Namun sayang kisah bawang merah dan bawang putih saat ini memiliki cerita yang berbeda 180 derajat, bawang merah yang sebelumnya dikisahkan sebagai seorang penindas, kini justru menjadi kelas yang tertindas juga. Sedangkan bawang putih yang secara geneologi dikisahkan sebagai orang tertindas kini bukan hanya tertindas, nasibnya sangat tragis "sudah tertindas, tergilas pula".
Bawang merah dan bawang putih kini menjadi kelas yang ditindas oleh para pejabat yang buas, bahkan buasnya melebihi serigala yang kelaparan. Pejabat yang buas ini tidak pernah kenyang, meskipun mereka telah diberi makan yang banyak, tunjangan, bonus, bahkan hampir setiap tahun jatah makannya ditambah. Anehnya, makanan yang sudah melimpah ruah itu masih tidak mampu mengenyangkan nafsu mereka. Mata mereka selalu melihat ke berbagai penjuru untuk mencari apa yang bisa dimangsa kembali, dan sayangnya mereka selalu mendapat mangsa yang baru, yaitu "RAKYAT".

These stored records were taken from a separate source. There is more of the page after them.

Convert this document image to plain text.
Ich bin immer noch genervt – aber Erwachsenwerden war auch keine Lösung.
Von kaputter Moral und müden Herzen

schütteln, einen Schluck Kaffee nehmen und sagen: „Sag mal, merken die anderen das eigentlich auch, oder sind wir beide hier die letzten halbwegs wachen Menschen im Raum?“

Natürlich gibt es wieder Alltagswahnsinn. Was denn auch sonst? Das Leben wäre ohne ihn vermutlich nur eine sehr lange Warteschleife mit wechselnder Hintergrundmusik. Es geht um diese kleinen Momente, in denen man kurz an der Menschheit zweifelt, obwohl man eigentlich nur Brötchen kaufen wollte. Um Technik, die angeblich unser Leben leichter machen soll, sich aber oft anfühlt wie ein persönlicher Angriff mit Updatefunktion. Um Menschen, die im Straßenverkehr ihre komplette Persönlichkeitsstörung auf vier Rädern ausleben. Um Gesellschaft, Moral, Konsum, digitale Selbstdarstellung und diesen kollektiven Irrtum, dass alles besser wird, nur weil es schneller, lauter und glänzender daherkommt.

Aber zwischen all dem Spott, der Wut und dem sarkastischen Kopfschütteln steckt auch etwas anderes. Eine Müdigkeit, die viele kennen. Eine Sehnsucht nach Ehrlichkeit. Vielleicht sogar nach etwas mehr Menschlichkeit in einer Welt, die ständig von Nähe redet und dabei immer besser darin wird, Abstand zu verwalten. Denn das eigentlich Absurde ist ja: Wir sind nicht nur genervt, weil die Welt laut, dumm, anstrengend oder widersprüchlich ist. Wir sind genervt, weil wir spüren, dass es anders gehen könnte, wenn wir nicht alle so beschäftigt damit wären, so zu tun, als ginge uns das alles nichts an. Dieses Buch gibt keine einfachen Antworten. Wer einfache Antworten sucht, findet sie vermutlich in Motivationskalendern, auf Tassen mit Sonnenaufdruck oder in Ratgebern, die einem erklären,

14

Rakyat yang seharusnya mereka utamakan dan sejahterakan justeru mereka mangsa habis-habisan, masih lekat dalam ingatan kita tentang meroketnya harga daging yang tidak mampu lagi dijangkau oleh masyarakat. Kini kita kembali disuguhi fenomena salah kelola bangsa dengan naiknya harga bawang merah dan bawah putih yang sangat tinggi, bahkan di beberapa tempat satu siung bawang putih dihargai Rp.5.000,00. Harga daging naik, bawang naik, bahkan tempe tahu pun sempat hilang di pasaran, lantas bagaimana masyarakat dapat menikmati makanan yang sehat dan bergizi dengan harga yang terjangkau?.
"Tanah kita tanah surga" begitu kata Koes Ploes, tidak wajar jika di negeri yang tongkat kayu dan batu saja bisa jadi tanaman, tapi kita justeru tersandera oleh bahan pangan. Jika kemarin kita sempat digemparkan oleh spesies daging baru yang hanya ada di Indonesia, yaitu "Daging Berjenggot", apakah saat ini kita juga akan menemukan varietas bawang yang baru, yang hanya ada di Indonesia juga yaitu "Bawang Berjenggot"?????????